Prof. Steve Wedge
Steve is a research bioscientist with expertise in cancer drug discovery and translational development from a career spanning >30 years in industry and academia. He is experienced in target selection/validation, through hit-identification, hit-to-lead and lead optimisation, candidate selection, preparation of regulatory documentation, and leadership of supporting translational science programmes.

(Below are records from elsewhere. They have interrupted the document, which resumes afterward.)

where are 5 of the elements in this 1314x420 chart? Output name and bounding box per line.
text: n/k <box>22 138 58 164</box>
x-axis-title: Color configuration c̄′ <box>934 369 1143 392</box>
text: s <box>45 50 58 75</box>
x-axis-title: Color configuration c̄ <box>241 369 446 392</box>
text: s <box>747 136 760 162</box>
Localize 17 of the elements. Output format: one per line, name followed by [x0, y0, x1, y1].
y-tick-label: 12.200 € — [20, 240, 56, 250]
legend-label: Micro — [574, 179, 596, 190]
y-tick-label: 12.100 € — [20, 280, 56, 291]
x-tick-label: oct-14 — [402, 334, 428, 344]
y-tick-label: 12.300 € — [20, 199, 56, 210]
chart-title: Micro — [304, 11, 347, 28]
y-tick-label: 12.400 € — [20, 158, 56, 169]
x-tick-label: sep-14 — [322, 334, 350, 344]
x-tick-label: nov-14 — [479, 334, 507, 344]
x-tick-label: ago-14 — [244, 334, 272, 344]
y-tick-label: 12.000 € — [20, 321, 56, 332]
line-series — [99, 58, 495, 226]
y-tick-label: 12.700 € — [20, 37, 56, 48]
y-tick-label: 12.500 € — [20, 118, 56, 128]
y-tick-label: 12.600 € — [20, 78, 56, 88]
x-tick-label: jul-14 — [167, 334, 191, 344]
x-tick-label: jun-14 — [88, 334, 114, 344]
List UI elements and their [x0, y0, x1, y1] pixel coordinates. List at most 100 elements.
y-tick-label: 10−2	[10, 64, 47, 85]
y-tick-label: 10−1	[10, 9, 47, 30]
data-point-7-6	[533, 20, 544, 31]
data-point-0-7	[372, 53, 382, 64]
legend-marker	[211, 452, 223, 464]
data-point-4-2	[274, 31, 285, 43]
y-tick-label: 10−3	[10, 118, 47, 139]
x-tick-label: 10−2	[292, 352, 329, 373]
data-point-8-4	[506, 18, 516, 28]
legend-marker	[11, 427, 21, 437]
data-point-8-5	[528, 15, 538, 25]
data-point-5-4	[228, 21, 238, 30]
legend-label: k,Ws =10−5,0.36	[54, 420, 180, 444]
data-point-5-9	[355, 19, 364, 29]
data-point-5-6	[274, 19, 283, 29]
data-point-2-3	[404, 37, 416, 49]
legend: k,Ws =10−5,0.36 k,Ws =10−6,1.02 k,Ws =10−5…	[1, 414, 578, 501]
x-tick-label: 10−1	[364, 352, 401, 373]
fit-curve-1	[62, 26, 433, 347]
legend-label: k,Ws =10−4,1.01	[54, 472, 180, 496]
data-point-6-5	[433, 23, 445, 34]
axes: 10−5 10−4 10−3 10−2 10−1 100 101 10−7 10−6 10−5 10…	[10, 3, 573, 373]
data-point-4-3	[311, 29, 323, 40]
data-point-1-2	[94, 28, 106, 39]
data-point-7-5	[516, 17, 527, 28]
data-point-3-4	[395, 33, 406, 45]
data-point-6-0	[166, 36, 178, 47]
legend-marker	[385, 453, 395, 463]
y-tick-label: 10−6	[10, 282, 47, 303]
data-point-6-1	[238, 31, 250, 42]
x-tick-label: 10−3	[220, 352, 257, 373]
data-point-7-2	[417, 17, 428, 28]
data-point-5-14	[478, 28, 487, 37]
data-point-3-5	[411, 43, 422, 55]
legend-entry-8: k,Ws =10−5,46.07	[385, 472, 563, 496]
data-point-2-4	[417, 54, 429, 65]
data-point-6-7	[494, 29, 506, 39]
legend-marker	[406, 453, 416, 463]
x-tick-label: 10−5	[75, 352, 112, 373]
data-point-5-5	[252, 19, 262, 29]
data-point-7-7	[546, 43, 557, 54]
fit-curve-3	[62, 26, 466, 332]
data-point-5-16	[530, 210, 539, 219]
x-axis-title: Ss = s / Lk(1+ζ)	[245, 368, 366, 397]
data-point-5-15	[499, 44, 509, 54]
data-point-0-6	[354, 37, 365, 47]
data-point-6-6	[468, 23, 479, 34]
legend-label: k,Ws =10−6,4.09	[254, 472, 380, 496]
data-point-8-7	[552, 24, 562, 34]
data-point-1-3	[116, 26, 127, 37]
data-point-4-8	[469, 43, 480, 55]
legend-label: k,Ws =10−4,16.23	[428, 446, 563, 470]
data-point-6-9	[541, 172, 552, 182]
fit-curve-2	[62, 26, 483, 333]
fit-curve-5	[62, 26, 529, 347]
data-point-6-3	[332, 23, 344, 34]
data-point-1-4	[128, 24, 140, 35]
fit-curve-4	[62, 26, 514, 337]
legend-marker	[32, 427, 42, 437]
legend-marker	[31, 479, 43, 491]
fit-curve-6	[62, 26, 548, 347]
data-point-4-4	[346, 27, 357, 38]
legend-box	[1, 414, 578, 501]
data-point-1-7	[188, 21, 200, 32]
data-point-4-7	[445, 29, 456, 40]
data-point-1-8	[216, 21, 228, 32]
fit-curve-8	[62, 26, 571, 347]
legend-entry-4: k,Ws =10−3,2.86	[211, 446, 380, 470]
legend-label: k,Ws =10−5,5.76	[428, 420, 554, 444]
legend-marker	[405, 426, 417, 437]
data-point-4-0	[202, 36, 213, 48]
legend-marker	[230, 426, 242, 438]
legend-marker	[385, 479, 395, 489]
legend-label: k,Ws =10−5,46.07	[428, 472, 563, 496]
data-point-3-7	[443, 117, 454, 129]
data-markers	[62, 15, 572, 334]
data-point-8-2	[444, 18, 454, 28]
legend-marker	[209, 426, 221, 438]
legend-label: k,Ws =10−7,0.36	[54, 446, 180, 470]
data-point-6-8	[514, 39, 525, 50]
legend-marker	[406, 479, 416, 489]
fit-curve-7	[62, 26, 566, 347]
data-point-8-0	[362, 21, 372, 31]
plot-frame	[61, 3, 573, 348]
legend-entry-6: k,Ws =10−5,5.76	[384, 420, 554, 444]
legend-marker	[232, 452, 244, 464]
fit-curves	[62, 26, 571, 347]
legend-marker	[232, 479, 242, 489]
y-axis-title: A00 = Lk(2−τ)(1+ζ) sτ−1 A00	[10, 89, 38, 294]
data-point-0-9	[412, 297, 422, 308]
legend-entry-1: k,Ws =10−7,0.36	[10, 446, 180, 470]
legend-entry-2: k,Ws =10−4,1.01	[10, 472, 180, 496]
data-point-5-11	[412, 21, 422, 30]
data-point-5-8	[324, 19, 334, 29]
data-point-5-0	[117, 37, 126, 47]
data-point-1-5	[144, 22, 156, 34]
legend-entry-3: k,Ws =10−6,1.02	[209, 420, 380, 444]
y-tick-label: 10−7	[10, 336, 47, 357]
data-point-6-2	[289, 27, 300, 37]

He has also contributed to 82 papers that have over 8,000 citations (h-index 41, i10-index 82).
Discovery of Caprelsa®. Steve was lead bioscientist on the AstraZeneca programme that resulted in the discovery of Caprelsa® (ZD6474, vandetanib; *Wedge S.R. et al., Cancer Res., 62(16): 4645-4655, 2002), the first targeted therapy to be registered for the treatment of advanced medullary thyroid cancer. The compound is currently marketed by Sanofi Genzyme.
Discovery of 12 other candidate oncology therapies (7 evaluated clinically). Steve was a contributor to the discovery of 10 other Candidate small molecule drugs whilst at AstraZeneca (1996-2012), 5 of which progressed from early concept into clinical trials: a selective VEGFR inhibitor (AZD2171; cediranib), a CDK2 inhibitor (AZD5438), an aurora kinase inhibitor (AZD1152), a PI3Kb inhibitor (AZD8186), and a novel anti-androgen (AZD3514). More recently, he contributed to the discovery of the MDM2-p53 inhibitor ASTX295 at Newcastle University, in partnership with Astex Pharmaceuticals, which entered Phase I/II clinical evaluation in July 2019. Steve also originally characterised the subcellular trafficking, pharmacokinetics and therapeutic efficacy of novel polymeric delivery systems for anthracycline chemotherapy during his PhD; an approach which subsequently reached Phase II clinical evaluation in patients with breast, lung and colorectal cancer.
Translational development of novel cancer therapeutics. Steve has examined, and published on (2002 – 2019), the translational development of novel therapeutics with varied mechanisms of action to experimentally evaluate scheduling, biomarkers, mechanism of action or their use in combination. In addition to the candidate drugs detailed above, this has included an EGFR inhibitor (Iressa), MEK inhibitor (Selumetinib), PARP inhibitor (olaparib), a PDGFR inhibitor (AZD2932), an mTOR1/2 inhibitor (AZD6244), an MCT1 inhibitor (AZD3965) and a DNA-PK inhibitor (NU5455).
Development of temozolomide. Steve determined the clinical pharmacokinetics of temozolomide as part of a study to define an acceptable clinical chronic daily dose for combination with extended fractionated radiotherapy and evaluated the interaction between the two preclinically; a combination regimen that subsequently became (and remains) the standard of care for patients with newly diagnosed glioblastoma multiforme.